The case was initially filed by several plaintiffs, including a couple that was seeking to adopt embryos, and several groups objecting to the NIH policy on the basis of ethical grounds. The primary legal issue in the case is whether or not the policy runs counter to the law that bans the funding the derivation of human embryos for research purposes (the Dickey-Wicker Amendment). The argument from the plaintiffs – one that appears to be persuasive to the judge that issued the injunction – is that any embryonic stem cell research necessarily involves the destruction of human embryos and violates the law.
The case was initially dismissed for standing – that none of the plaintiffs had an immediate stake in the matter and could not sue for relief. However, the Court of Appeals reversed the decision on appeal, ruling that two adult stem cell researchers had standing as competitors.

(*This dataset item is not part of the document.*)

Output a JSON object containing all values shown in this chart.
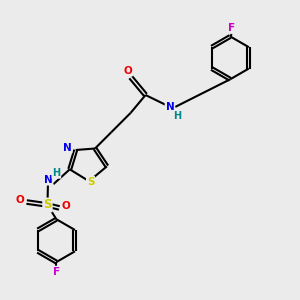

In other words, because the two researchers in a related field might see more competition for funding if embryonic stem cell research would receive federal funding, they could sue to stop the policy.
While there’s an interesting hypothetical raised by this action – would the Bush Administration guidelines have held up under the same kind of scrutiny by the same judge – the standing of the two plaintiffs raises a serious question. Is it OK for researchers to sue the government if its supports competing fields or adjust its policies in such a way that would give the plaintiffs a competitive disadvantage?
While probably (remember, IANAL) legally permissible, practically speaking it seems like a fruitless effort. Besides violating community norms amongst researchers, funders will not likely look well on grant applications from those who have sued to prevent research.
The NIH has not issued a statement, deferring to the Department of Justice, as appropriate. While any future case would need to address how the NIH guidelines do not conflict with the Dickey-Wicker Amendment, it would seem a good idea to address the standing issue. This could be done by addressing the issue of funding for adult stem cells versus embryonic stem cell research, or by arguing that the fields are sufficiently distinct that plaintiffs are not competing against embryonic stem cell researchers, but other adult stem cell researchers. I’m sure there are other arguments to pursue here.
While I’m pretty confident that most scientific researchers would be inclined to compete via grants and papers, I can’t be sure that other researchers wouldn’t try to protect their turf by suing for relief in a way similar to what we see in this case. For instance, it’s not crazy to think that for-profit drug companies might sue to stop policies that would support research on low-cost alternatives on the grounds that it hurts their bottom line. The precedent set by the standing issue could have more consequences than the debate over the NIH guidelines.